Au bout d’une semaine, Marian Halcombe et moi nous avions réglé le cours de notre nouvelle existence.

Il n’y avait pas d’autres locataires dans la maison, et nous pouvions entrer et sortir sans traverser la boutique du rez-de-chaussée. J’établis pour règle, du moins jusqu’à nouvel ordre, que ni Marian, ni Laura, ne feraient un pas hors de la maison sans que je fusse avec elles, et que, venant à m’absenter du logis, elles ne laisseraient entrer personne, sous quelque prétexte que ce fût, dans les pièces réservées à leur usage.

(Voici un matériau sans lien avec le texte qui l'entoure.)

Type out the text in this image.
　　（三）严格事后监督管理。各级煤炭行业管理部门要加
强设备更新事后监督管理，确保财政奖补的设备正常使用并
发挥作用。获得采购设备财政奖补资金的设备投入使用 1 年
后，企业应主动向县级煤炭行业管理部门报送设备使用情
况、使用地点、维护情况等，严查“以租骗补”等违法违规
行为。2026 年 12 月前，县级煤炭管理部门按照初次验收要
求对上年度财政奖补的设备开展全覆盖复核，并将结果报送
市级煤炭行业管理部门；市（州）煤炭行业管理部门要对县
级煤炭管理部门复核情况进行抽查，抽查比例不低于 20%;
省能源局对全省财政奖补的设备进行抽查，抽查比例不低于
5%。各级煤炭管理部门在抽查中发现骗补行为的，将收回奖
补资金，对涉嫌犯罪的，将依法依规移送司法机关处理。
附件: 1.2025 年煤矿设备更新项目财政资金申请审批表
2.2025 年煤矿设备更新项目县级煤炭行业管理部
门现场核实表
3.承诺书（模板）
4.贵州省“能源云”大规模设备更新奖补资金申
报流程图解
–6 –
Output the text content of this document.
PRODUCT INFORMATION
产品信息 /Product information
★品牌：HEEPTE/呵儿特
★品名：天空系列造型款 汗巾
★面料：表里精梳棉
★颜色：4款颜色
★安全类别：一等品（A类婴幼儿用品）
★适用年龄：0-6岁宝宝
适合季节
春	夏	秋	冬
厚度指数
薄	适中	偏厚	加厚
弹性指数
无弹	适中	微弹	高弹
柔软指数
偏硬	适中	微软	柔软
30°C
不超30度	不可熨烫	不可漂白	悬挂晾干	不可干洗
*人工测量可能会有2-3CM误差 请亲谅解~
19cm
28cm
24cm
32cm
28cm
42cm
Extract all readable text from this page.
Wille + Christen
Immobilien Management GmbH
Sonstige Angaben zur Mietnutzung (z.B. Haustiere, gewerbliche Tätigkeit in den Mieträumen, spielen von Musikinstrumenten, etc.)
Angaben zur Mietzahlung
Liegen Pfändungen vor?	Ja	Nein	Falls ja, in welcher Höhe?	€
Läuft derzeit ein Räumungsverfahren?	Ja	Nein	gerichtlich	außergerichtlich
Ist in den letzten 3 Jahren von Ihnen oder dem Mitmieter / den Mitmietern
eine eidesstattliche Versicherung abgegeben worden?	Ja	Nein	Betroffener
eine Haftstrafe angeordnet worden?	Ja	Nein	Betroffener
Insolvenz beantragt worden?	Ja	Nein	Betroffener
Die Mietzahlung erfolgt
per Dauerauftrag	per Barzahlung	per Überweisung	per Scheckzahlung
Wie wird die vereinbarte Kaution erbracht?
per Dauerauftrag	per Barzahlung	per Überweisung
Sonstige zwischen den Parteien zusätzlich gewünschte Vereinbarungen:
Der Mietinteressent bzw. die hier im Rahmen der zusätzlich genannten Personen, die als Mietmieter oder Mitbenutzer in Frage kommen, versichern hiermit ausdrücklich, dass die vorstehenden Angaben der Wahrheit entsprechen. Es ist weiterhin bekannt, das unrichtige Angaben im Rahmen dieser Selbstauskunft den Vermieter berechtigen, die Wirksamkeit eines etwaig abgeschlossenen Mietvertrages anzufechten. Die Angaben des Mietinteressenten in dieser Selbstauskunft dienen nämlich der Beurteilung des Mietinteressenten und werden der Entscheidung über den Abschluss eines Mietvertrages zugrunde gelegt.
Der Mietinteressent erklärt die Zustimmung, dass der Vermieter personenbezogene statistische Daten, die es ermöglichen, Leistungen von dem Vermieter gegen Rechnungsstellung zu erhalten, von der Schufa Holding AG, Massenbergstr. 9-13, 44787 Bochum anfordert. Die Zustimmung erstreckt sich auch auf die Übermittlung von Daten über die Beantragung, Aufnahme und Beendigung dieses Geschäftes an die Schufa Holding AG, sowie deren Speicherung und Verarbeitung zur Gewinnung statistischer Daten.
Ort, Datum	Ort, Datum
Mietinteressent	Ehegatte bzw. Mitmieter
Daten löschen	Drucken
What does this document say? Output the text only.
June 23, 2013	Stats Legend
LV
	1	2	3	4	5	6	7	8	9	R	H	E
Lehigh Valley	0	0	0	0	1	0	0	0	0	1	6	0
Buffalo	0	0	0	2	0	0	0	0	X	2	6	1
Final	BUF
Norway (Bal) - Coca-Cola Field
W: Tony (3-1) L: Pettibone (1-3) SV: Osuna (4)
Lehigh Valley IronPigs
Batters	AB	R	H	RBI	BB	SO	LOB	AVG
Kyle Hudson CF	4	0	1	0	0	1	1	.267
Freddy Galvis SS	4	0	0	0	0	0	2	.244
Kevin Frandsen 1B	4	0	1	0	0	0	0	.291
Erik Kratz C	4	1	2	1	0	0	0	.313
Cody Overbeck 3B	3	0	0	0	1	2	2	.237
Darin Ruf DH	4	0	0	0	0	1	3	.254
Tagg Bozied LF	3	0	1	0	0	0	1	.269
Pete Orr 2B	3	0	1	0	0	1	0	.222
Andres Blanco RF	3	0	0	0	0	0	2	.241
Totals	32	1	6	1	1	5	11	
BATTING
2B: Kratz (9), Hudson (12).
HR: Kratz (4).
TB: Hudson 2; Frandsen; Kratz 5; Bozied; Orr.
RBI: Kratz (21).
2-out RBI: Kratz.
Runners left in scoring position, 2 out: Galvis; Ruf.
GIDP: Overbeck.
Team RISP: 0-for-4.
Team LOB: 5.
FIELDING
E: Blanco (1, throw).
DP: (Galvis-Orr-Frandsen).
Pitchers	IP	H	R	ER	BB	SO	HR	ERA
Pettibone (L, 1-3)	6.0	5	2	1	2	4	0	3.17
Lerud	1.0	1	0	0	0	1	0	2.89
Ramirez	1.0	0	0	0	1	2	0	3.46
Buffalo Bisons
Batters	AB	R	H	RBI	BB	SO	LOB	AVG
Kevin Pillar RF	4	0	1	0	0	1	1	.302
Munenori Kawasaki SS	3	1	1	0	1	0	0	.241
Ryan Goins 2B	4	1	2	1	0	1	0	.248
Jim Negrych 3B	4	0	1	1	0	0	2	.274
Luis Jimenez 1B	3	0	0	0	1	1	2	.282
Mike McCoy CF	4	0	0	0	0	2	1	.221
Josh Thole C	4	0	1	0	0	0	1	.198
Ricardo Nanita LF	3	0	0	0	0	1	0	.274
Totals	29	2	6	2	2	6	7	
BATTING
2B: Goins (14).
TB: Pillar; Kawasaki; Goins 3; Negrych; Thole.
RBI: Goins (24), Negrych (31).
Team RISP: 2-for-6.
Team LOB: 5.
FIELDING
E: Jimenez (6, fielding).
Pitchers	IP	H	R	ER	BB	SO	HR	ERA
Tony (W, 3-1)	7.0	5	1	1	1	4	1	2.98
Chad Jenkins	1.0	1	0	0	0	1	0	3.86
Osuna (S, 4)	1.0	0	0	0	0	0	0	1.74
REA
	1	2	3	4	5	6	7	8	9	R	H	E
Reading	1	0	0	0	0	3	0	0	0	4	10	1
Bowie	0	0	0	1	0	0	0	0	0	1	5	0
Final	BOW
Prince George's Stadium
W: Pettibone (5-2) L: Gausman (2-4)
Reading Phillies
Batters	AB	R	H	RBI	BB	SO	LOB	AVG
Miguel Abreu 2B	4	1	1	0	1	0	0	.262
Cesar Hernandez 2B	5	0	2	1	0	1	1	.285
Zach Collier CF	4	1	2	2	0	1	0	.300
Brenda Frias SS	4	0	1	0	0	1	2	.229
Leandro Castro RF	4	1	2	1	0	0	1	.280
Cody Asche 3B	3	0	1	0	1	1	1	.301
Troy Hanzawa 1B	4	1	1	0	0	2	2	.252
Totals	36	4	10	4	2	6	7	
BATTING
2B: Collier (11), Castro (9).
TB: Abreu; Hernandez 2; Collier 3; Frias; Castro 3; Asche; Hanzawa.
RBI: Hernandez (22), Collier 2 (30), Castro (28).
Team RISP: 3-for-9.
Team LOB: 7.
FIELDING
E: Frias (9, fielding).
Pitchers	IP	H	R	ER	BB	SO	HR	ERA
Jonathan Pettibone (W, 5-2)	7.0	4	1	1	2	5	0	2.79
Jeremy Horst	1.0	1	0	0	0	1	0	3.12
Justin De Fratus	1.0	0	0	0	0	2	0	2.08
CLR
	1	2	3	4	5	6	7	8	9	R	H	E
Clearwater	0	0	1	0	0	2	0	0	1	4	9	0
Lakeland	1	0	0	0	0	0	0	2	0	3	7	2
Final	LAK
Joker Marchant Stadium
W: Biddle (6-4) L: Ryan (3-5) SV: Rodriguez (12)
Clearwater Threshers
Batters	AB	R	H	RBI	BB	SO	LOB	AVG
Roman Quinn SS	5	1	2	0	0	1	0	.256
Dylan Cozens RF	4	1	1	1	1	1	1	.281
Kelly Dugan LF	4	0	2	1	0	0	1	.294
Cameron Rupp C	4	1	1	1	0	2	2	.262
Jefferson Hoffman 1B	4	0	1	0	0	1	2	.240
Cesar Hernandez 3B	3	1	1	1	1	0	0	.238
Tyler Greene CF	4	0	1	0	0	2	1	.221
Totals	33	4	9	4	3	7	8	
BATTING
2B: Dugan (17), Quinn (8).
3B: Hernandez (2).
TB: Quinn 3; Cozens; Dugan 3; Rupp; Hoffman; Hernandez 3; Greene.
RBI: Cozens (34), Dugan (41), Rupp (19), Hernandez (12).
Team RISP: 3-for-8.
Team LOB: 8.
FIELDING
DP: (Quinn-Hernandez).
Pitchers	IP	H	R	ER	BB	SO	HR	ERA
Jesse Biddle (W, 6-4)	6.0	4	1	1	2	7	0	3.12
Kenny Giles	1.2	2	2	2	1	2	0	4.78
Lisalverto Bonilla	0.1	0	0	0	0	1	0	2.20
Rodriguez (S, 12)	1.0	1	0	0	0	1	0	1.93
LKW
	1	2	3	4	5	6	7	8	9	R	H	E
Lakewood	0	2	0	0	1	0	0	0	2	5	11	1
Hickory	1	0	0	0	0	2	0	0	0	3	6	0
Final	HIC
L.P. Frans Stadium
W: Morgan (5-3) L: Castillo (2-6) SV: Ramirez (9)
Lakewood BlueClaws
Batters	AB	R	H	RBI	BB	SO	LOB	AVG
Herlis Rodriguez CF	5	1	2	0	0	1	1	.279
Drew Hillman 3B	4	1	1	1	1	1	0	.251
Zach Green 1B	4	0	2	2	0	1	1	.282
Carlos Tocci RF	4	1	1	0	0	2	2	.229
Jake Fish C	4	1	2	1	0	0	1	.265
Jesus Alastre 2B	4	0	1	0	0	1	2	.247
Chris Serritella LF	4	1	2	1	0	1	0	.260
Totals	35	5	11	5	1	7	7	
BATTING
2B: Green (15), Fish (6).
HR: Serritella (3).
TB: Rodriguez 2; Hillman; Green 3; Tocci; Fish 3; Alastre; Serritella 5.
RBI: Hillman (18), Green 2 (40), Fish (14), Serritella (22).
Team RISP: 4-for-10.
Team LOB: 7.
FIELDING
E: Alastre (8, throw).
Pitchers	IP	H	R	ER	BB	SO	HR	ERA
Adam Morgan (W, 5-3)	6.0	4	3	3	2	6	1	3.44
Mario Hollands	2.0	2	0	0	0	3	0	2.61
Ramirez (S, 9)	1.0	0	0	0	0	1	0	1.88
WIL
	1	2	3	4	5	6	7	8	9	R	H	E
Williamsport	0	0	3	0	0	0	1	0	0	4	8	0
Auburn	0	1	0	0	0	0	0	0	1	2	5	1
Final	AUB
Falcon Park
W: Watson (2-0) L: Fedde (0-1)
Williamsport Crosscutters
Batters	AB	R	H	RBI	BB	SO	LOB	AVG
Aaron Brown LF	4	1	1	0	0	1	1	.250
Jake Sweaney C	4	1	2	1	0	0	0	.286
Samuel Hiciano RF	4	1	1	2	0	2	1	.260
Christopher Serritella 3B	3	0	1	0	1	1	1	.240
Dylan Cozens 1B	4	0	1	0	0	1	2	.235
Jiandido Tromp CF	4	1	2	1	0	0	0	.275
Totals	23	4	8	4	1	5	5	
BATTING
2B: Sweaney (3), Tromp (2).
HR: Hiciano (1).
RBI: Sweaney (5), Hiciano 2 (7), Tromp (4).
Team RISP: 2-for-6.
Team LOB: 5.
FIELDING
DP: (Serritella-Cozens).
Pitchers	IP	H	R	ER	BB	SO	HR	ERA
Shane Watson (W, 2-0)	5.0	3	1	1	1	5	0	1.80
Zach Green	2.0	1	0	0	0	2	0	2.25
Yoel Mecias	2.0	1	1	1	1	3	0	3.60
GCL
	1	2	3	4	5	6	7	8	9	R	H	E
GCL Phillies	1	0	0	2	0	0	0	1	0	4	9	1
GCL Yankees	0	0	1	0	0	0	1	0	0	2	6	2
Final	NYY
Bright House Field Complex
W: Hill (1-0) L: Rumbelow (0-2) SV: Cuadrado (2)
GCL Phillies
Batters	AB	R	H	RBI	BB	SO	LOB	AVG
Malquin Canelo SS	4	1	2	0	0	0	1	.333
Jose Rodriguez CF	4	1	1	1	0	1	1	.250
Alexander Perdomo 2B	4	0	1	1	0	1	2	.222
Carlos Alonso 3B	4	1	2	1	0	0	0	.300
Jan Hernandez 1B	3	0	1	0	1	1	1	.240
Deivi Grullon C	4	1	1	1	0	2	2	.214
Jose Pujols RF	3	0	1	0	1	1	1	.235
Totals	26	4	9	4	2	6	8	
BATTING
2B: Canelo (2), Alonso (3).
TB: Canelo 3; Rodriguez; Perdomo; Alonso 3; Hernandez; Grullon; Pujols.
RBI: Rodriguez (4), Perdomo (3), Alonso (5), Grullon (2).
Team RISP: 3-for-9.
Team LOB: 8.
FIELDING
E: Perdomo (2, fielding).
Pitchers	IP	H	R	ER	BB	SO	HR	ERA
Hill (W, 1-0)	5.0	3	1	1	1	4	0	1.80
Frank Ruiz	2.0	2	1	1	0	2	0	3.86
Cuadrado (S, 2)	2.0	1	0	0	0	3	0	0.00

Ceci arrangé, j’allai trouver un ancien ami, — un graveur sur bois, pourvu d’une nombreuse clientèle, — et je lui demandai de m’employer, — ajoutant que j’avais des raisons pour souhaiter de rester inconnu.

Il en conclut immédiatement que j’avais des dettes, — me témoigna sa sympathie dans les termes accoutumés, et me promit de faire tout ce qu’il pourrait pour me venir en aide. Je ne cherchai pas à rectifier ses fausses idées, et j’acceptai le travail qu’il avait à me donner. Il savait qu’il pouvait se fier à mon expérience et à mon zèle.